O mistério do voo 370 suscita obsessão e desespero porque não nos conformamos mais com o que não tem resposta. Em uma sociedade multiconectada e hiperracional, não há espaço para fenômenos que desafiam a ciência ou a fé. A imaginação fica em segundo plano; e temos cada vez menos paciência e intolerância com enigmas ocasionais.

É difícil escapar. Nossos melhores amigos sempre sabem onde estamos – o check-in na balada, uma foto do almoço caprichado ou de uma cerveja importada servem, não só como exercício de egocentrismo, mas como forma de comunicação direta, que satisfaz tanto uma demanda viciante e cíclica das redes sociais – "posto, logo existo" – quanto a ânsia de quem quer saber sobre alguém e acha que é um atentado ligar ou lhe bater à porta.
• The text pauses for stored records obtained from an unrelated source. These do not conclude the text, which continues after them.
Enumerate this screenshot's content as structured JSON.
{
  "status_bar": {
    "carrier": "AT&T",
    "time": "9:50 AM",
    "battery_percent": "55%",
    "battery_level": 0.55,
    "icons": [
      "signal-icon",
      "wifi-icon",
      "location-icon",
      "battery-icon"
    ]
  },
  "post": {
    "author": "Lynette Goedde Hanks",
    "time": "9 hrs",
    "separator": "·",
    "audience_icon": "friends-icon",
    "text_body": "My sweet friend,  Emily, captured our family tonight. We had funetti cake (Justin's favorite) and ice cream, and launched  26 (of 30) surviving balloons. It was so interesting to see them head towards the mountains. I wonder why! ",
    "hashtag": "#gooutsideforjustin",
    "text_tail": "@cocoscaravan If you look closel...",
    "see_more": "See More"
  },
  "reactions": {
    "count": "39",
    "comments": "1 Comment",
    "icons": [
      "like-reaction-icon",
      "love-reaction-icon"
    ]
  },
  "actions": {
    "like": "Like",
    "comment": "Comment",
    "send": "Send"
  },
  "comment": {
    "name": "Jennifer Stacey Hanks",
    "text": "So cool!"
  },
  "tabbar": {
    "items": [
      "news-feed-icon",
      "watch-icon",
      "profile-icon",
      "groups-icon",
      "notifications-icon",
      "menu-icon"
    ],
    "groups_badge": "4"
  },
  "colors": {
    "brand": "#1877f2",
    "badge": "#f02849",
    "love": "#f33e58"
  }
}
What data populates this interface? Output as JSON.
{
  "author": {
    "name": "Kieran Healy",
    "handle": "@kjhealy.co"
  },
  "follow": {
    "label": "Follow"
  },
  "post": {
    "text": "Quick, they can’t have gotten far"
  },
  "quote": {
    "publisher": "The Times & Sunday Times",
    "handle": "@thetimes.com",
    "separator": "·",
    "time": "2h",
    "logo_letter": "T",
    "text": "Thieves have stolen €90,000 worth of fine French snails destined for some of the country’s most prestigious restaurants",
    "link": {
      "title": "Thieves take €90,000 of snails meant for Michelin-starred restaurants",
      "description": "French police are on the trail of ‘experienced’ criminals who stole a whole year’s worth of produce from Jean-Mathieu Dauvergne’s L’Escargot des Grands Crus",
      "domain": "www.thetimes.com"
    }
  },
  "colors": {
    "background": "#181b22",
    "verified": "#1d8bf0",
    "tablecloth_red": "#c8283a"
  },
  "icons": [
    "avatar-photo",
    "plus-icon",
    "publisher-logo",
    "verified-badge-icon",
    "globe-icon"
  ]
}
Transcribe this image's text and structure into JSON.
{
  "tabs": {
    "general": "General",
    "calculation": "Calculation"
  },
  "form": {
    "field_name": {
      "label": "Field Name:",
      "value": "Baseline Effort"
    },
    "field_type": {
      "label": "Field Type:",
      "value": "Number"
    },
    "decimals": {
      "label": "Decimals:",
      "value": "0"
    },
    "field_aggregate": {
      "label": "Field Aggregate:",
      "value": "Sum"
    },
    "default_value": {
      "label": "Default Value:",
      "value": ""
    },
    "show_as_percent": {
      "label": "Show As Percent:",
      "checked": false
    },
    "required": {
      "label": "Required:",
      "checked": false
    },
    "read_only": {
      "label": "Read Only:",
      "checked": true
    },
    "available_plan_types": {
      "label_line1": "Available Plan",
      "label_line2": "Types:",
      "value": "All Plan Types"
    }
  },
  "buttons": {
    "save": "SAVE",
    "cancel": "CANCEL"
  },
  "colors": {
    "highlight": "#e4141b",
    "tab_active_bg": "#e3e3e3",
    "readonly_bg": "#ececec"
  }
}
A rotina escrutinada de amigos ou parentes nem tão próximos também nos é oferecida de bandeja, sem delongas, por mais que não queiramos. "It’s All Too Much."

O mundo anda tão estranho que não conseguimos nos perder deliberadamente. O melhor em visitar uma cidade estrangeira desconhecida, você deve saber, é caminhar sem destino. O que é praticamente impossível, já que o Google Maps diz sempre, com aquelas flechinhas coloridas, onde você está, para onde deve ir e quanto tempo irá levar até lá. Acostumamo-nos, enfim, a saber de tudo o tempo todo.

Assim, o sumiço do Boeing criou uma espécie de portal do tempo instantâneo, nos conectando com um mundo outro, em que coisas malucas e inexplicáveis aconteciam regularmente – homens iam caçar e nunca voltavam, imagine só. Nesses momentos, ficamos expostos a conceitos que os povos mais antigos davam como inquestionáveis, como o sofrimento de inocentes (sacrifícios por um bem maior e coletivo), causas sobrenaturais e distorção do que se entendia por destino.

Tendo em vista os acidentes semelhantes, é tarefa para mil Pollyanas pensar que a tripulação e os 239 passageiros do Malaysia Airlines – com seus smartphones e laptops – ainda estejam vivos. Mas não podemos nos negar a possibilidade disso. Então os imagino agora em uma ensolarada ilha do Oceano Índico, ainda não descoberta, ouvindo The Rise and Fall of Ziggy Stardust and the Spiders from Mars, do Bowie, no repeat, e rindo de nós, que ainda ficamos impressionados com mistérios bem mais difíceis de se compreender. Como a origem do rolmops. Ou a notícia de que os policiais militares flagrados arrastando o corpo da ajudante de serviços gerais Cláudia Ferreira da Silva por 250 metros pelas ruas do Rio de Janeiro estão novamente nas ruas.